O empresário Altair Ricardo Marques Coutinho , proprietário da imobiliária R. Coutinho, acusado de aplicar golpes por meio de contratos de compra e venda de imóveis em Teresina, foi posto em liberdade no último dia 14 de novembro com a utilização de tornozeleira eletrônica.

Segundo a investigação, ele adquiria imóveis, alegando que estavam quitados, ou firmava contratos com valores previamente estipulados. Em seguida, ele vendia o mesmo bem para outras pessoas, recebendo o pagamento integral e garantindo que a documentação estava regularizada, entretanto, posteriormente as vítimas descobriam que os imóveis possuíam dívidas pendentes e não haviam sido quitados como prometido.

Foto: Reprodução
Altair Ricardo Marques Coutinho

Uma das vítimas, Rayanne de Oliveira, procurou o GP1 e afirmou que Ricardo Coutinho chegou a fazer um acordo, prometendo pagar o que havia sido repassado para ele, no entanto, ele não cumpriu e em seguida acabou sendo preso.

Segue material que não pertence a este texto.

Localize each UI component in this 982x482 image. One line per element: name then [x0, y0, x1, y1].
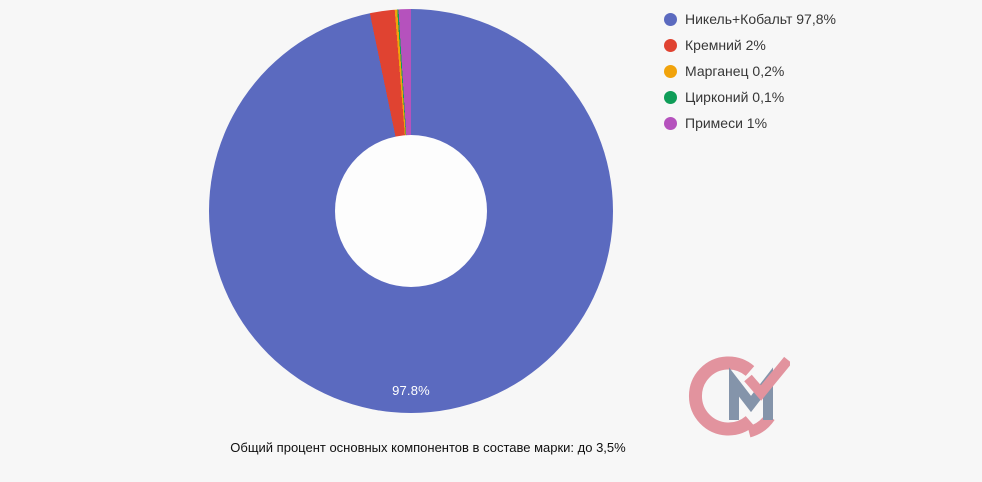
donut-hole [335, 135, 487, 287]
legend-swatch-icon [664, 116, 677, 130]
slice-value-label: 97.8% [392, 383, 430, 398]
legend-item-label: Марганец 0,2% [685, 63, 785, 79]
chart-caption: Общий процент основных компонентов в сос… [230, 440, 626, 455]
legend-item-label: Никель+Кобальт 97,8% [685, 11, 836, 27]
legend-swatch-icon [664, 38, 677, 52]
legend-item-label: Примеси 1% [685, 115, 768, 131]
legend-item[interactable]: Кремний 2% [664, 36, 836, 54]
logo-c-arc [688, 356, 755, 436]
legend-swatch-icon [664, 12, 677, 26]
legend-item-label: Цирконий 0,1% [685, 89, 785, 105]
legend-item[interactable]: Примеси 1% [664, 114, 836, 132]
legend-item-label: Кремний 2% [685, 37, 766, 53]
legend-item[interactable]: Цирконий 0,1% [664, 88, 836, 106]
legend-item[interactable]: Никель+Кобальт 97,8% [664, 10, 836, 28]
legend-swatch-icon [664, 64, 677, 78]
logo-m [729, 367, 773, 420]
sm-watermark-logo [688, 356, 790, 438]
legend: Никель+Кобальт 97,8% Кремний 2% Марганец 0… [664, 10, 836, 140]
donut-chart: 97.8% [209, 9, 613, 413]
logo-check-icon [744, 356, 790, 401]
legend-item[interactable]: Марганец 0,2% [664, 62, 836, 80]
legend-swatch-icon [664, 90, 677, 104]
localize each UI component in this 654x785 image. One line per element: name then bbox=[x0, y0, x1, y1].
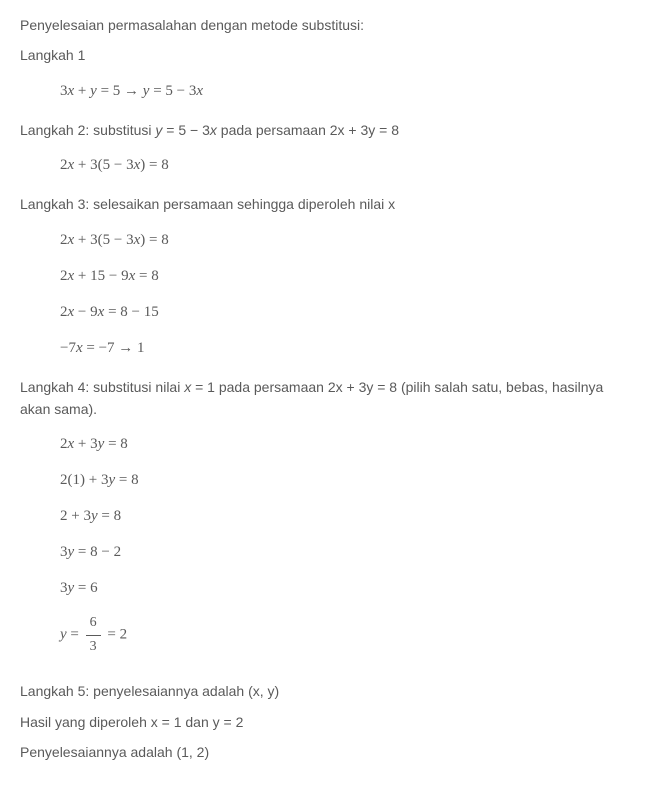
step2-label-math: y bbox=[155, 122, 162, 138]
step4-eq6-num: 6 bbox=[86, 612, 101, 635]
step4-label-pre: Langkah 4: substitusi nilai bbox=[20, 379, 184, 395]
step2-eq1: 2x + 3(5 − 3x) = 8 bbox=[60, 153, 634, 177]
step1-eq1: 3x + y = 5 → y = 5 − 3x bbox=[60, 79, 634, 103]
step1-eq1-arrow: → bbox=[120, 83, 143, 99]
step1-eq1-lhs: 3x + y = 5 bbox=[60, 83, 120, 99]
step4-eq2: 2(1) + 3y = 8 bbox=[60, 468, 634, 492]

“Eu faço parte de um grupo com 25 vítimas que também sofreram o golpe aplicado por ele. Até hoje, ele não pagou ninguém. Chegou a firmar acordo com cinco pessoas, mas não cumpriu, acabou sendo preso, ficou dois meses detido e agora foi solto. Mesmo assim, segue afirmando que não vai pagar ninguém, como se tudo fosse ficar por isso mesmo. Estamos tentando, de alguma forma, dar visibilidade ao caso para que a Justiça o responsabilize novamente. Quando ocorreu a audiência relacionada à vítima que motivou a prisão dele, foi dito que se tratava de um caso isolado, como se não houvesse outras vítimas, mas existem sim. Já identificamos mais de 25 pessoas lesadas e há risco de haver ainda mais, pois quase todos os dias aparece alguém descobrindo que também foi enganado”, descreveu Rayane.

Vítima acumula mais de R$ 60 mil em prejuízo

“No meu caso, houve dois problemas graves. O primeiro foi em relação a uma casa pela qual paguei R$ 16.500. Ele me levou para ver o imóvel, mas depois descobri que a casa não existia. O contrato da Rivelo que ele me apresentou era falso. Ele falsificou a assinatura como se fosse o proprietário da empresa. Ou seja, o contrato era fraudado e o imóvel, simplesmente, não existia. O segundo caso envolve uma outra casa, que existe e está registrada no meu nome. A negociação era para ser uma permuta, a troca dessa casa por outra. Em vez de fazer a permuta, ele vendeu a minha casa por R$ 23 mil, recebeu o valor integral e, até hoje, eu nunca vi nenhum centavo dessa venda. Agora estamos na Justiça para tentar reaver essa casa e reparar todo o prejuízo que ele causou. A outra casa é justamente a que eu moro atualmente. Ele omitiu completamente a existência dos débitos. Quando fomos verificar, havia mais de R$ 20 mil em dívidas que nem a Caixa tinha executado ainda. Por pouco a Caixa não tomou a casa. Nós tivemos que desembolsar dinheiro para quitar parte desses débitos, porque estávamos correndo o risco real de perder o imóvel e sermos despejados”, explicou Rayanne Oliveira.

Ficha criminal

De acordo com a Polícia Civil, Ricardo Coutinho possui extenso histórico criminal, com 39 procedimentos registrados em seu nome, sendo 10 inquéritos policiais relacionados a crimes de estelionato.

Sem anúncio no momento

Ricardo Coutinho havia sido preso em flagrante em junho deste ano, acusado da prática criminosa. No dia 13 de agosto, ele foi indiciado pela Polícia Civil por crime de estelionato contra um casal, aplicado através da intermediação da venda de um apartamento situado no bairro Verdecap, zona sudeste de Teresina.

Em 04 de setembro voltou a ser preso e, atualmente, responde um dos processo em liberdade.